Ian McGugan has a good review of Bill Cohan’s huge new book on Goldman Sachs which includes an intriguing quote about how Bob Rubin “encouraged a culture of undisciplined risk taking” — something which goes directly against the reputation he’s spent many years cultivating. It comes from Chapter 15, which starts in the dangerous year of 1994 and which is full of juicy gossip about the very human frailties of the people running Goldman. Here’s more of it:

“For a long time he just sort of sat in his office,” one partner said of Corzine. “He would sit in his office breaking out in tears at various times while the firm was losing all this money.”…

As the losses in 1994 mounted, many partners became increasingly nervous that the firm was at risk… Some forty partners left Goldman at the end of 1994, the first time anything like that many partners had voted with their feet. “People resigned out of fear,” one partner said. “That should tell you something.”… Howard Silverstein, the partner in charge of Goldman’s Financial Institutions Group, left. “He was perceived as being an expert,” one partner on the Management Committee said. “And all he did was just do a simple calculation if this continues. You know: wiped out.”…
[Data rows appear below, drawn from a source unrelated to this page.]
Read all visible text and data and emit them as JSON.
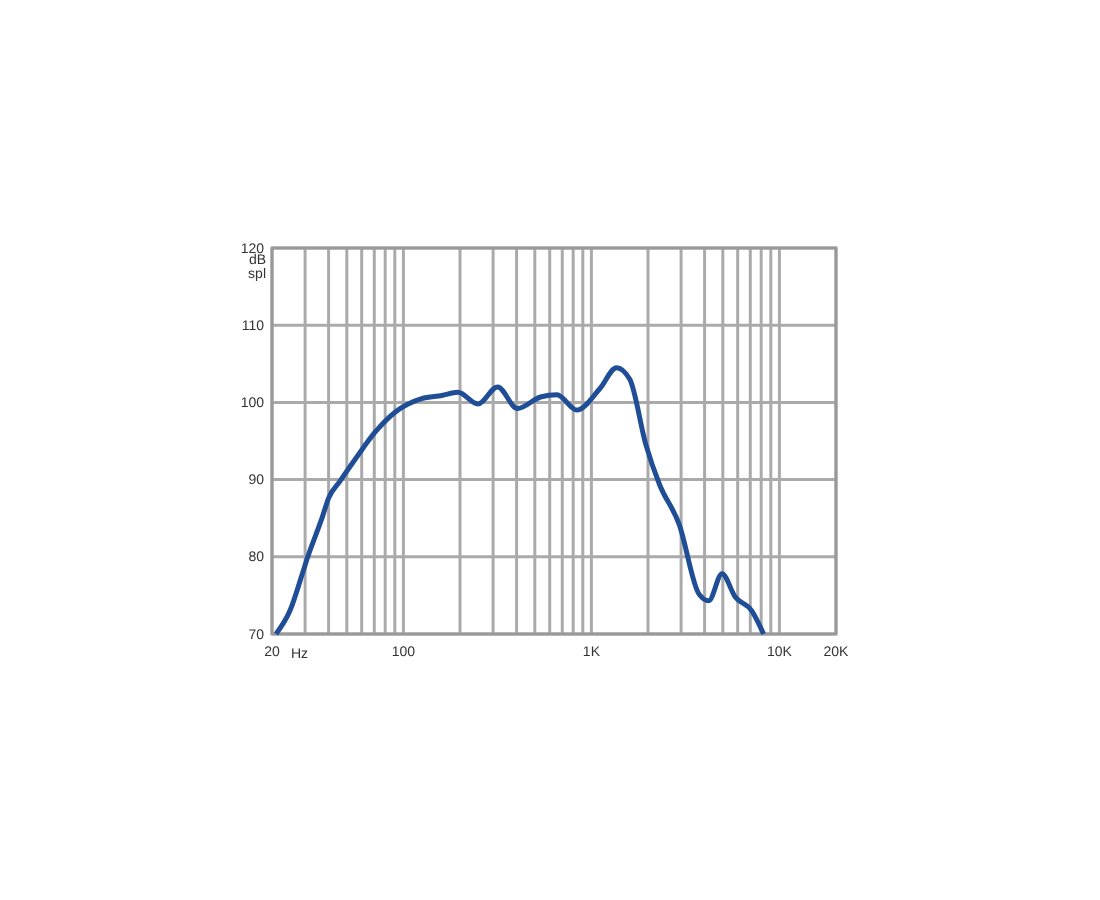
{
  "chart_data": {
    "type": "line",
    "xlabel": "Hz",
    "ylabel": "dB spl",
    "log": "x",
    "grid": true,
    "marker": "none",
    "line_style": "solid",
    "xlim": [
      20,
      20000
    ],
    "ylim": [
      70,
      120
    ],
    "xticks": [
      20,
      {
        "value": 30,
        "label": null
      },
      {
        "value": 40,
        "label": null
      },
      {
        "value": 50,
        "label": null
      },
      {
        "value": 60,
        "label": null
      },
      {
        "value": 70,
        "label": null
      },
      {
        "value": 80,
        "label": null
      },
      {
        "value": 90,
        "label": null
      },
      100,
      {
        "value": 200,
        "label": null
      },
      {
        "value": 300,
        "label": null
      },
      {
        "value": 400,
        "label": null
      },
      {
        "value": 500,
        "label": null
      },
      {
        "value": 600,
        "label": null
      },
      {
        "value": 700,
        "label": null
      },
      {
        "value": 800,
        "label": null
      },
      {
        "value": 900,
        "label": null
      },
      {
        "value": 1000,
        "label": "1K"
      },
      {
        "value": 2000,
        "label": null
      },
      {
        "value": 3000,
        "label": null
      },
      {
        "value": 4000,
        "label": null
      },
      {
        "value": 5000,
        "label": null
      },
      {
        "value": 6000,
        "label": null
      },
      {
        "value": 7000,
        "label": null
      },
      {
        "value": 8000,
        "label": null
      },
      {
        "value": 9000,
        "label": null
      },
      {
        "value": 10000,
        "label": "10K"
      },
      {
        "value": 20000,
        "label": "20K"
      }
    ],
    "yticks": [
      70,
      80,
      90,
      100,
      110,
      120
    ],
    "series": [
      {
        "color": "#1f4e96",
        "x": [
          21,
          25,
          29,
          31,
          37,
          40,
          46,
          56,
          71,
          91,
          125,
          160,
          195,
          249,
          317,
          404,
          536,
          656,
          836,
          1110,
          1360,
          1600,
          1950,
          2300,
          2930,
          3730,
          4210,
          4950,
          5820,
          7130,
          8240
        ],
        "values": [
          70,
          73.1,
          77.8,
          80,
          85.1,
          87.6,
          89.8,
          92.8,
          96.2,
          98.8,
          100.5,
          100.9,
          101.3,
          99.8,
          102,
          99.2,
          100.7,
          101,
          99,
          101.8,
          104.5,
          103,
          94.5,
          89.4,
          84.2,
          75.2,
          74.3,
          77.8,
          74.8,
          73,
          70
        ]
      }
    ]
  }
}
Paulson cut people, travel expenses, allowances for overseas living, and many of Goldman’s vaunted perks. He even cut back on the use of a corporate jet and recalled grueling overseas trips flying around Europe and Asia on commercial flights…

Goldman’s problems at that time weren’t only ones of cost and bad bets. A culture of undisciplined risk taking had built up over many years. “A lot of these practices were set up when [Rubin] was there,” one top partner said. “Okay? The lack of a risk committee, trusting individual partners, model-based analytics — that by God you can be smart and figure it all out — and letting traders become too important and being afraid to confront them if they’ve been big moneymakers. All that sort of stuff built up.” …

Aside from why Friedman had seemingly botched his departure, the other lingering question that remained among many of the Goldman partners was how Corzine could have emerged as the firm’s leader when he was leading the very division — fixed- income — that had lost hundreds of millions of dollars in 1994…

Goldman had selected as its new leader the very person who had just presided over a complete meltdown in Goldman’s fixed- income business and who, as a result, never fully had the trust and faith of the firm’s investment bankers. “That is one good question,” one Goldman trading partner said. “At a normal place, it would be discordant. You couldn’t imagine it. And I guess at this place, somehow you could.”

This, remember, is the world’s best investment bank. It’s worth bearing in mind when you see those eight-figure salaries and wonder whether they’re earned. And when you hear politicians bellyaching about the importance of keeping US banks “competitive” on the international stage. If this is competitive, it might well be best to just drop out of the competition all together.